Why can’t we just Covid-19 test everyone on arrival? It’s ridiculous we aren’t measuring the temperature of passengers when they arrive in this country!

These are examples of very common statements in response to travel restrictions amidst the covid-19 pandemic. Travelling has become a major issue for millions of individuals who find themselves subject to restrictions and requirements in both country of origin and destination. Furthermore, as we have seen with the suddenly-imposed restrictions on passengers returning from Spain, the rules can change quickly.

So, why can’t we just test on arrival? Why do we need to quarantine and avoid all contact with others for 14 days on return from a non-corridor country? It all comes down to the incubation period of the virus.
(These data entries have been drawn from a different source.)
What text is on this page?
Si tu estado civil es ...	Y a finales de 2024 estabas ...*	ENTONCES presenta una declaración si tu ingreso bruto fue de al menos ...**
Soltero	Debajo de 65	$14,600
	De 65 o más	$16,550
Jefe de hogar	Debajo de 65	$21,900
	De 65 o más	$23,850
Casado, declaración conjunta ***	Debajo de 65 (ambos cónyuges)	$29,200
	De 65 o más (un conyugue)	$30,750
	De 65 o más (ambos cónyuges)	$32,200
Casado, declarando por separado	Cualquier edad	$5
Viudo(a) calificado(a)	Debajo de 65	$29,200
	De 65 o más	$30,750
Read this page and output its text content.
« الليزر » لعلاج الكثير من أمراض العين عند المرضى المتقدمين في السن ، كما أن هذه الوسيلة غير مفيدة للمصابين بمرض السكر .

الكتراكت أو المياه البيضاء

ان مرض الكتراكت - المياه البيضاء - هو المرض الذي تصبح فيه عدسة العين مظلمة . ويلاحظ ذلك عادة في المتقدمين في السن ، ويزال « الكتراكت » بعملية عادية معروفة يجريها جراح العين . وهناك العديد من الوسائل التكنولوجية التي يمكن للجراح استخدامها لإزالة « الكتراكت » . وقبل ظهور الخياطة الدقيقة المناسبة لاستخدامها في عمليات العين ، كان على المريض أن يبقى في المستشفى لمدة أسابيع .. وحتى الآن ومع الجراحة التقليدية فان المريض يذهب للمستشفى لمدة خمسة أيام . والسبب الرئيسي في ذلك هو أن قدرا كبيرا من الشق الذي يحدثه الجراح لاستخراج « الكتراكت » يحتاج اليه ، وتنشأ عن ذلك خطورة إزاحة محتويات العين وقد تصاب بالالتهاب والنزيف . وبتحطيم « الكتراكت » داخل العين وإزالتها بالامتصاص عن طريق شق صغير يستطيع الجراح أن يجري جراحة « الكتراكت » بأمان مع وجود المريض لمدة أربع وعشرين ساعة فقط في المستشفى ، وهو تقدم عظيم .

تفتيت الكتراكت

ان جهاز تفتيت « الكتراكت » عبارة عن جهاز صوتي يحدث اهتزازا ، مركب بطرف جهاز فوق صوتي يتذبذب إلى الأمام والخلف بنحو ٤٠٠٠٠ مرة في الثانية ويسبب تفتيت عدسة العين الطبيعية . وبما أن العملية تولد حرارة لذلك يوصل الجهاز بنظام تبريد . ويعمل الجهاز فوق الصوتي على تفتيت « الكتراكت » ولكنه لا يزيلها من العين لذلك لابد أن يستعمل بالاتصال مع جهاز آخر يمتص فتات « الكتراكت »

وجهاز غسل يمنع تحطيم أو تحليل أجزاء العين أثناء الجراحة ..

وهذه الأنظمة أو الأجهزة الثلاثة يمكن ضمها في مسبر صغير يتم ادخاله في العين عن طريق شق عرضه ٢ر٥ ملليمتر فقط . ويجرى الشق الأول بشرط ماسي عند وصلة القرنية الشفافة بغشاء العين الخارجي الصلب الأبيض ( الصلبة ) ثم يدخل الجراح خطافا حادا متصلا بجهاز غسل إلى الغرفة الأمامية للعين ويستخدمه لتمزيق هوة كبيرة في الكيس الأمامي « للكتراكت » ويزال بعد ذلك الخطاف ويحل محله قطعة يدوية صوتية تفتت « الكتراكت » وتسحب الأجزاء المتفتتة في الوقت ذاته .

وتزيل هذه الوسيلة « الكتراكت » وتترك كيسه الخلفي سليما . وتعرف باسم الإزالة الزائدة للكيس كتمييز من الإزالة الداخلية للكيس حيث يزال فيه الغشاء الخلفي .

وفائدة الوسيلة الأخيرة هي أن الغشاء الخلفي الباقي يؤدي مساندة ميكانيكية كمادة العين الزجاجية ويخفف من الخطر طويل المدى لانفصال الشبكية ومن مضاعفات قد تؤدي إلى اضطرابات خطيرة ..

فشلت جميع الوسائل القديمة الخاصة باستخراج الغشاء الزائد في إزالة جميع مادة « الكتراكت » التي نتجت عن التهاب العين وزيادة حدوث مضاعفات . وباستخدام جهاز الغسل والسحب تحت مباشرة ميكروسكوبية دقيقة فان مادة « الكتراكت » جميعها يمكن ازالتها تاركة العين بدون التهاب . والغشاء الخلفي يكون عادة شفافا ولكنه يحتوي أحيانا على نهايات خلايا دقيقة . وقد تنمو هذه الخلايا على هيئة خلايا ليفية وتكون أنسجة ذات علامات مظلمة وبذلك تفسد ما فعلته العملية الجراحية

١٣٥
The incubation period is the time taken between exposure to an infectious organism and developing symptoms. For covid-19, the incubation period is thought to be up to 14 days, with a median time of 4-5 days from exposure to symptom onset. One study reported that 97.5% of people with covid-19 who develop symptoms will do so within 11.5 days of infection. This is the time it takes for the virus to replicate sufficiently to cause symptomatic infection or asymptomatic/pre-symptomatic infection to high enough levels that the individual will shed the virus and be infectious.

Imagine Mr X who has gone away to a country with a high number of covid-19 cases. Mr X flies back to England. The last time he is at the high exposure is on the plane home from that country. Therefore we start the clock then (although there is still a risk of course that he could catch it on return!).

Say he comes into contact with the virus the day he comes home. He would come off the plane and feel fine. His temperature would be normal. He would test negative on a swab as the virus has not replicated sufficiently to be detected. What if we test him at day 7? He could be tested but we couldn’t give him the “all clear”. The virus may not have replicated to sufficient levels to be detected. Maybe on day 8 or 9 it has reached that critical level to be detected on the swab, No amount of testing will accelerate the endogenous biological process of infection and replication.

We have to wait until 14 days have past (data suggest that the vast majority of individuals will show symptoms or be asymptomatically infected within this timeframe). After this we can be fairly confident that Mr X is unlikely to be infectious.Testing at this point would be reassuring but before then, we cannot rule out him becoming infectious after testing.

Much as we would love to have a way out of quarantining- it is causing havoc for leisure and business travellers alike- we cannot overcome the simple biological processes at play. That said, a negative test after this 14 day period is a scientifically valid demonstration that someone is virus free. And therefore neither infected nor able to infect others.